I just saw the idea from the other hosting platform And I thought it could be good idea also to be added in here as I think Infinityfree is the best free hosting.
Most of these tools seem particularly difficult to add. We also have some of these tools already, including the Free SSL Generator and SSL Checker.
At the same time, they are cool gimmicks, but I don’t see how these are particularly helpful to most people. So I’m curious what others have to say about this.
Do you know if this hosting provider used off the shelf software or if they custom coded it?

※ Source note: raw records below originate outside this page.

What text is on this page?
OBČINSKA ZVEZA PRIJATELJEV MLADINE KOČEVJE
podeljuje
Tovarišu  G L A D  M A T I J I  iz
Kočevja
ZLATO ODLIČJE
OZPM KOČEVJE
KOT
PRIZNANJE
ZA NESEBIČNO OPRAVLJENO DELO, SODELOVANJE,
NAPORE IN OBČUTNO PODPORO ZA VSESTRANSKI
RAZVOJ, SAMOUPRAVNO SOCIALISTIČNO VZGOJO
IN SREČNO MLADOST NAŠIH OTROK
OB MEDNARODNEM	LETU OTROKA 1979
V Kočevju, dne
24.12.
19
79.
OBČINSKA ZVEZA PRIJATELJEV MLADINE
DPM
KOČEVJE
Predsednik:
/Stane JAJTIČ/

It’s a custom code, I can provide their website aswell I didn’t wanted to post it because it will be like promoting other free hostings providers, which to me seems wrong
Well I’m using wordpress and I use some minify tools from their website, I don’t know how much it’s true but when minify it, the size of the script etc… are getting smaller and (boosting performance).I’m not sure if it’s really boosting something but the size of file its getting smaller size
It is useful as well as combining multiple CSS into one file (because WP has a lot of separate CSS that wastes time/speed) , but for such actions it is simpler to start a plugin and auto-optimize.
This mean another plugin and which mean (more inodes, because of the files) and will take other resources and leads to more loads time and it will be less effective correct me if I’m wrong.
It’s the same in life… the one who knows how to fix some electronic device and the like doesn’t have to pay a handyman
Throwing a bunch of tools in front of someone’s door does not mean that everyone will then become a craftsman and repair household appliances
And then we come back to what I said before…that there are people who know and people who don’t know…
And of course those who don’t have time or don’t want to waste time digging into every JS or CSS file or cause even bigger problems with their lack of knowledge and then blame some hosting tool for the resulting problems.
If you want 1 and 2, don’t bother minifying your files.
If you want 1 and 3, use an optimization plugin like Auto Optimize.
If you want 2 and 3, minify the files by hand.
The thing is that the performance benefits of minification are quite small (compression works almost as well at much less effort), disk space is generally plentiful, and minifying your files by hand takes a lot of work. For custom coded sites, it might be interesting to consider, but for the majority of people who use off the shelf software, I’d say it’s not worth it.
Still, if that’s how people want to spend their time, and it doesn’t take too much effort for us to offer it, then we can just add it.
I don’t think InfinityFree should implement these things.
It can make the current clean UI very cluttered.
One that care enough about these would find similar or even better tools, and if one don’t care, he don’t want use them, as Oxy and Admin all stated before.
Adding desciptive texts is OK, but it will then require a lot of additional pages and just screw up the current UI.
That’s my thoughts only, so don’t take it too serious
By the way, just in the 1st screenshot you shared the description mixed “JavaScript” and “JSON”. And all of these 3 screenshots seem to have the exact same general, and mostly useless description.
When most people navigate a system, they just look for the things they need (or think they need). If they have no idea what a minifier is, or why they would use one, they probably won’t bother opening the tool and learn about it.
So either you need to put tools in a place where those who are looking for it will find it, or actively shove it into people’s faces.
And I still believe that these tools are pretty much gimmicks, and because I don’t want to
From a senior dev perspective, I think only DNS and WHOIS is interesting as opening ports here is not achievable on this hosting, other items are merely a composer library install or a simple implementation away, which we might not even bother to have a tool to do that manually, but rather automatically.
It might be helpful for new learners tho, but they’ll eventually get to know PHP *_encode functions and use those instead. Or those who don’t want to learn, just install a WordPress plugin and forget about it. It might be too much manual effort to copy and paste stuff over to the tool and back to the code.